Arrests in Colombia and allegations of IRA spying Three suspected members of the IRA were arrested in Bogotá, Colombia, in August 2001, and were formally charged with training guerrillas from the Fuerzas Armadas Revolucionarias de Colombia (FARC; Revolutionary Armed Forces of Colombia) and carrying false passports.
In October 2002, allegations of IRA spying at the Northern Ireland Office led to suspension of the Northern Ireland Assembly executive, the reimposition of direct rule from London, and the IRA cutting its links with the weapons decommissioning body. The charges of spying were dropped in January 2006.
The Northern Ireland police claimed that the IRA was behind a 20 December 2004 robbery of £26 million from the headquarters of the Northern Bank, in Belfast, but the IRA denied any involvement.

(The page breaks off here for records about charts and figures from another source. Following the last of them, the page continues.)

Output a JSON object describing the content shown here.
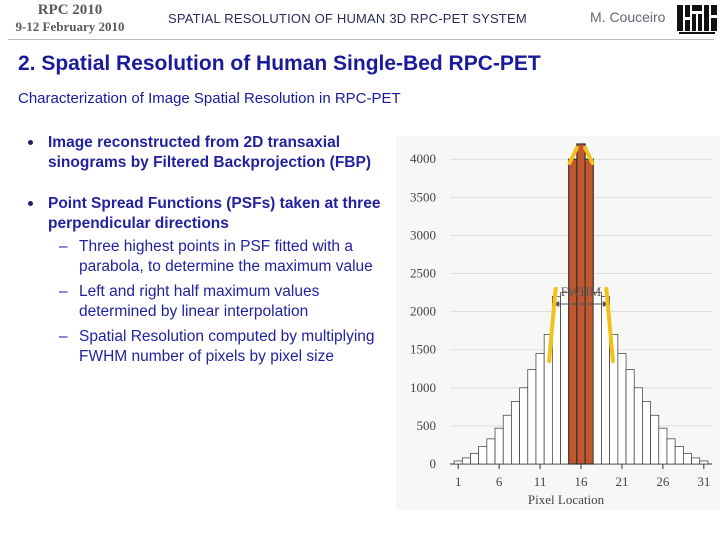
{
  "header": {
    "conference": "RPC 2010",
    "dates": "9-12 February 2010",
    "presentation_title": "SPATIAL RESOLUTION OF HUMAN 3D RPC-PET SYSTEM",
    "author": "M. Couceiro",
    "logo_icon": "institution-logo-icon"
  },
  "slide": {
    "title": "2. Spatial Resolution of Human Single-Bed RPC-PET",
    "subtitle": "Characterization of Image Spatial Resolution in RPC-PET",
    "bullets": [
      {
        "text": "Image reconstructed from 2D transaxial sinograms by Filtered Backprojection (FBP)",
        "subs": []
      },
      {
        "text": "Point Spread Functions (PSFs) taken at three perpendicular directions",
        "subs": [
          "Three highest points in PSF fitted with a parabola, to determine the maximum value",
          "Left and right half maximum values determined by linear interpolation",
          "Spatial Resolution computed by multiplying FWHM number of pixels by pixel size"
        ]
      }
    ]
  },
  "chart_data": {
    "type": "bar",
    "xlabel": "Pixel Location",
    "ylabel": "",
    "annotation": "FWHM",
    "x_ticks": [
      "1",
      "6",
      "11",
      "16",
      "21",
      "26",
      "31"
    ],
    "y_ticks": [
      "0",
      "500",
      "1000",
      "1500",
      "2000",
      "2500",
      "3000",
      "3500",
      "4000"
    ],
    "xlim": [
      0,
      32
    ],
    "ylim": [
      0,
      4200
    ],
    "categories": [
      1,
      2,
      3,
      4,
      5,
      6,
      7,
      8,
      9,
      10,
      11,
      12,
      13,
      14,
      15,
      16,
      17,
      18,
      19,
      20,
      21,
      22,
      23,
      24,
      25,
      26,
      27,
      28,
      29,
      30,
      31
    ],
    "values": [
      40,
      80,
      140,
      230,
      330,
      470,
      640,
      820,
      1000,
      1240,
      1450,
      1700,
      2200,
      2250,
      4000,
      4200,
      4000,
      2250,
      2200,
      1700,
      1450,
      1240,
      1000,
      820,
      640,
      470,
      330,
      230,
      140,
      80,
      40
    ],
    "highlighted_pixels": [
      15,
      16,
      17
    ],
    "colors": {
      "highlight": "#c0572f",
      "bar_outline": "#333333",
      "marker": "#f2c21b"
    }
  }
}
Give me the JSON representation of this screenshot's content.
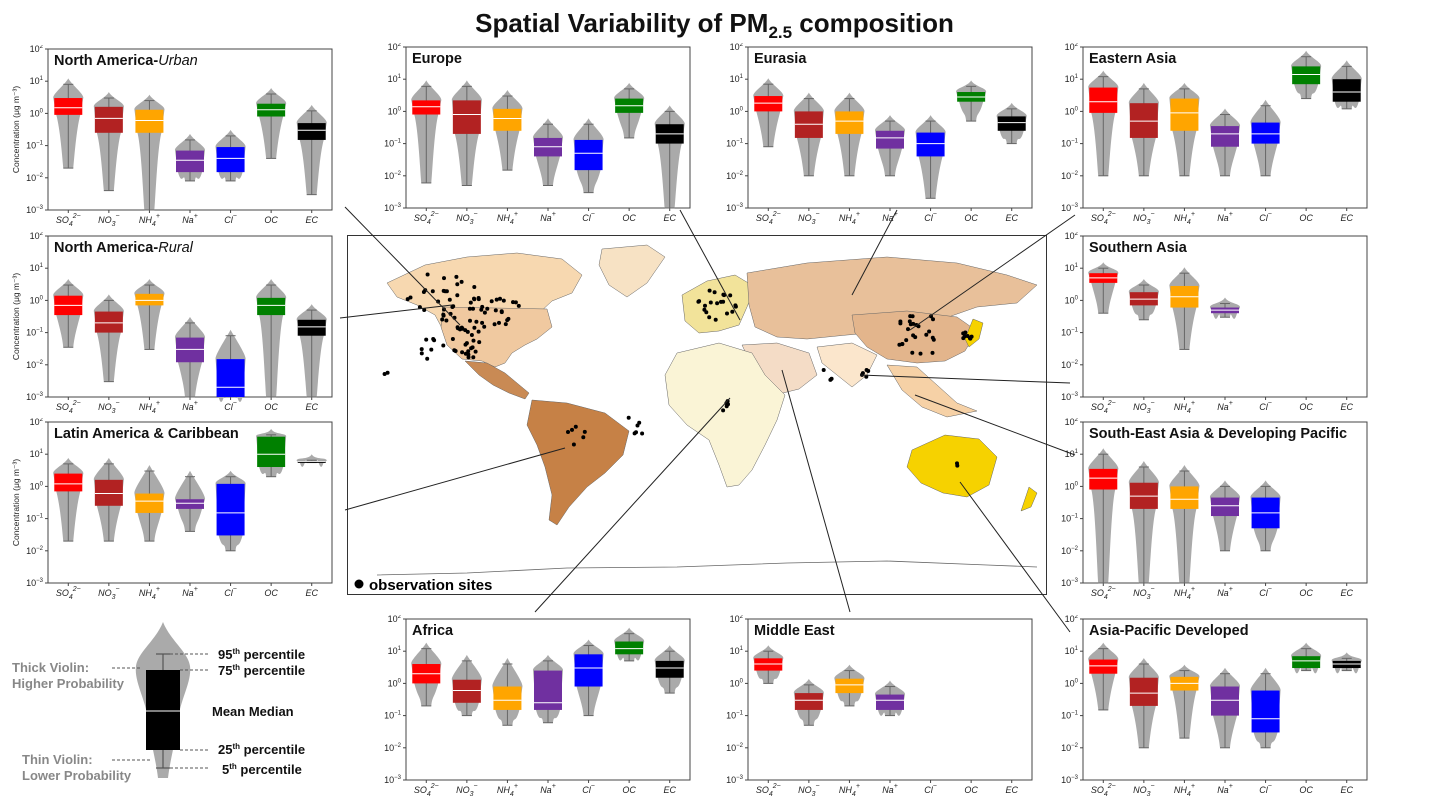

In July 2005, the IRA announced that its armed campaign had ended and it stated, in September 2005, that it had ‘put beyond use’ its final stocks of weapons. This was confirmed by the Independent International Commission on Decommissioning (IICD), chaired by General John de Chastelain. It provided the basis for the Northern Ireland Assembly to meet again, in May 2006, and a transitional assembly to be established in November 2006.
Sinn Fein and the DUP share power in a devolved administration In May 2007, Sinn Fein agreed to share power with the Democratic Unionist Party (DUP), to bring an end to direct rule from London.
Two British soldiers were shot dead on 7 March 2009 and two more injured in a gun attack on the Masserene British Army Base, with the Real IRA claiming responsibility. Also, on 22 February 2010, there was a car bombing outside a courthouse in Newry. But otherwise the peace held.